章致拙转身在平日里惯坐的椅子上坐下,手肘托着脑袋,看着这个朴素凌乱的书房。

来到此处十五年了,这十五年里,每日做的最多的事儿便是读书,一心一意考科举。章致拙静静想着,似乎这次的考试失利带给他一些不一样的思考。

前世章致拙做了半辈子的物理研究,整日查文献,做实验,分析数据,开组会,写论文,改论文,投论文,帮老板做报表、带师弟师妹,还时不时地出外勤,做交流

读博、做研究完全不像外人想得轻松,只需要专注自己的研究项目就可以,还要忙碌各种杂事,处理组间关系,任劳任怨,钱还很少。不过章致拙不在意、也不看重这些。真正吸引他的就是物理,其他都是小节。

物理之美在于普世万物,章致拙曾痴迷于此。

如今为了科举如此汲汲,为了名次便郁郁寡欢,这是自己想要的吗?

章致拙倒了一杯凉茶,慢慢喝着,整理自己的思绪。这段日子投入太多,以致心态有些失衡,考出的名次不佳便觉得对不住自己的勤苦付出。

如今是该好好考虑,自己想要的到底是什么,而不是像个毫无思想的工具人,一昧地读书、考试,完成任务。

外头的喧闹仍在继续,源源不断的街坊四邻前来恭贺,人声鼎沸,热闹异常。声音越是响亮,越要警惕;赞美越是真诚,越要自省。

章致拙站起身,随意一转身,便瞧见顾彦汝送的那副字,自他搬来此处,便贴上了,时刻敬告自己,“学不可以已”。

章致拙有些明悟,不以物喜,不以己悲,是个很难达到的境界,但身不能至,心向往之。喜欢读书便尽管去读,喜欢写话本便尽管去写,管他名次成就,自己活得开心最重要了。

从前世到现在,章致拙感觉自己变了许多。原先爱慕虚荣,为了别人口中的夸赞便义无反顾地去学了最难的物理;为了维持住同窗亲友口中的天才名声,便使劲读书。这也许是种生活方式,他可以做到,却不想继续。
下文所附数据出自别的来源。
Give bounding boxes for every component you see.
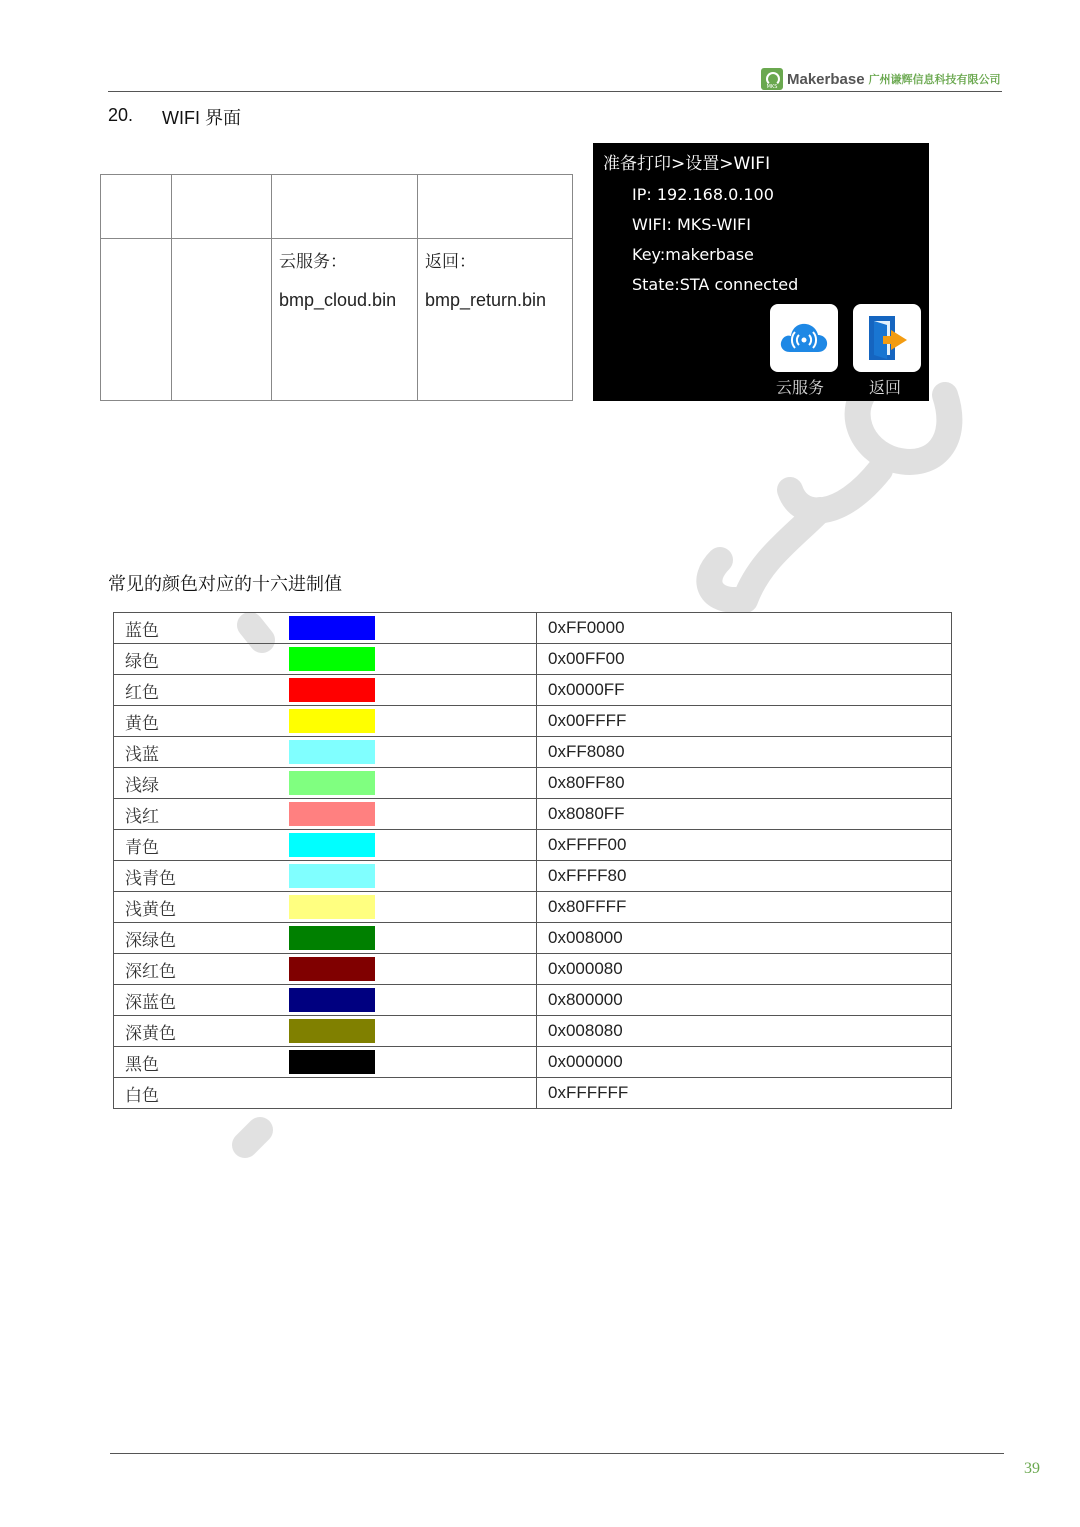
color-hex-value: 0x008000 bbox=[537, 923, 952, 954]
color-table-caption: 常见的颜色对应的十六进制值 bbox=[108, 574, 342, 595]
cloud-label: 云服务： bbox=[279, 252, 347, 272]
table-row bbox=[114, 985, 952, 1016]
section-number: 20. bbox=[108, 105, 134, 125]
color-swatch-cell bbox=[284, 737, 537, 768]
color-name: 绿色 bbox=[114, 644, 285, 675]
table-cell bbox=[172, 175, 272, 239]
header-rule bbox=[108, 91, 1002, 92]
table-row bbox=[114, 768, 952, 799]
ip-line: IP: 192.168.0.100 bbox=[632, 185, 774, 204]
color-name: 青色 bbox=[114, 830, 285, 861]
color-hex-value: 0xFF8080 bbox=[537, 737, 952, 768]
icon-file-table bbox=[100, 174, 573, 401]
color-name: 深绿色 bbox=[114, 923, 285, 954]
cloud-button-label: 云服务 bbox=[776, 378, 825, 397]
color-table-body bbox=[114, 613, 952, 1109]
table-row bbox=[114, 799, 952, 830]
color-swatch-cell bbox=[284, 613, 537, 644]
color-hex-value: 0x80FFFF bbox=[537, 892, 952, 923]
footer-rule bbox=[110, 1453, 1004, 1454]
wifi-screen-preview bbox=[593, 143, 929, 401]
table-row bbox=[114, 861, 952, 892]
header-logo bbox=[761, 68, 1001, 90]
color-name: 浅红 bbox=[114, 799, 285, 830]
color-swatch-cell bbox=[284, 1078, 537, 1109]
key-line: Key:makerbase bbox=[632, 245, 754, 264]
door-exit-icon bbox=[865, 312, 911, 364]
color-swatch-cell bbox=[284, 923, 537, 954]
brand-name: Makerbase bbox=[787, 70, 865, 88]
color-swatch-cell bbox=[284, 1016, 537, 1047]
color-swatch bbox=[289, 709, 375, 733]
return-button[interactable] bbox=[853, 304, 921, 372]
color-swatch bbox=[289, 864, 375, 888]
color-swatch-cell bbox=[284, 954, 537, 985]
color-hex-value: 0xFFFF00 bbox=[537, 830, 952, 861]
color-swatch-cell bbox=[284, 985, 537, 1016]
color-hex-value: 0x000000 bbox=[537, 1047, 952, 1078]
color-name: 深黄色 bbox=[114, 1016, 285, 1047]
color-hex-value: 0x0000FF bbox=[537, 675, 952, 706]
table-row bbox=[114, 675, 952, 706]
cloud-file-cell bbox=[272, 239, 418, 401]
color-swatch bbox=[289, 647, 375, 671]
color-hex-table bbox=[113, 612, 952, 1109]
color-swatch bbox=[289, 988, 375, 1012]
color-swatch bbox=[289, 616, 375, 640]
table-cell bbox=[172, 239, 272, 401]
color-swatch bbox=[289, 1019, 375, 1043]
color-swatch-cell bbox=[284, 861, 537, 892]
return-label: 返回： bbox=[425, 252, 476, 272]
color-swatch-cell bbox=[284, 644, 537, 675]
color-swatch bbox=[289, 771, 375, 795]
color-name: 浅绿 bbox=[114, 768, 285, 799]
table-row bbox=[114, 613, 952, 644]
return-button-label: 返回 bbox=[869, 378, 902, 397]
return-file: bmp_return.bin bbox=[425, 290, 547, 310]
table-row bbox=[114, 737, 952, 768]
color-name: 浅黄色 bbox=[114, 892, 285, 923]
color-hex-value: 0x800000 bbox=[537, 985, 952, 1016]
color-name: 浅蓝 bbox=[114, 737, 285, 768]
state-line: State:STA connected bbox=[632, 275, 799, 294]
color-name: 红色 bbox=[114, 675, 285, 706]
table-row bbox=[114, 923, 952, 954]
color-swatch-cell bbox=[284, 892, 537, 923]
color-name: 深红色 bbox=[114, 954, 285, 985]
color-swatch bbox=[289, 926, 375, 950]
table-row bbox=[114, 1078, 952, 1109]
table-cell bbox=[418, 175, 573, 239]
section-title: WIFI 界面 bbox=[162, 108, 241, 128]
color-swatch-cell bbox=[284, 1047, 537, 1078]
color-hex-value: 0x8080FF bbox=[537, 799, 952, 830]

如果他想,可以继续完美维持神童形象,早在三年前便和轩哥儿一同去参加秋闱,名次也许能比现在还要高。他可以出版自己的诗集,堂堂正正挂上自己的名号,再让顾彦汝一营销推荐,才子的帽子立刻就能戴上。

而不是为了写小黄书隐姓埋名,顾彦汝曾疑惑问过,你如今又不缺钱,何必再写这上不得台面的书呢?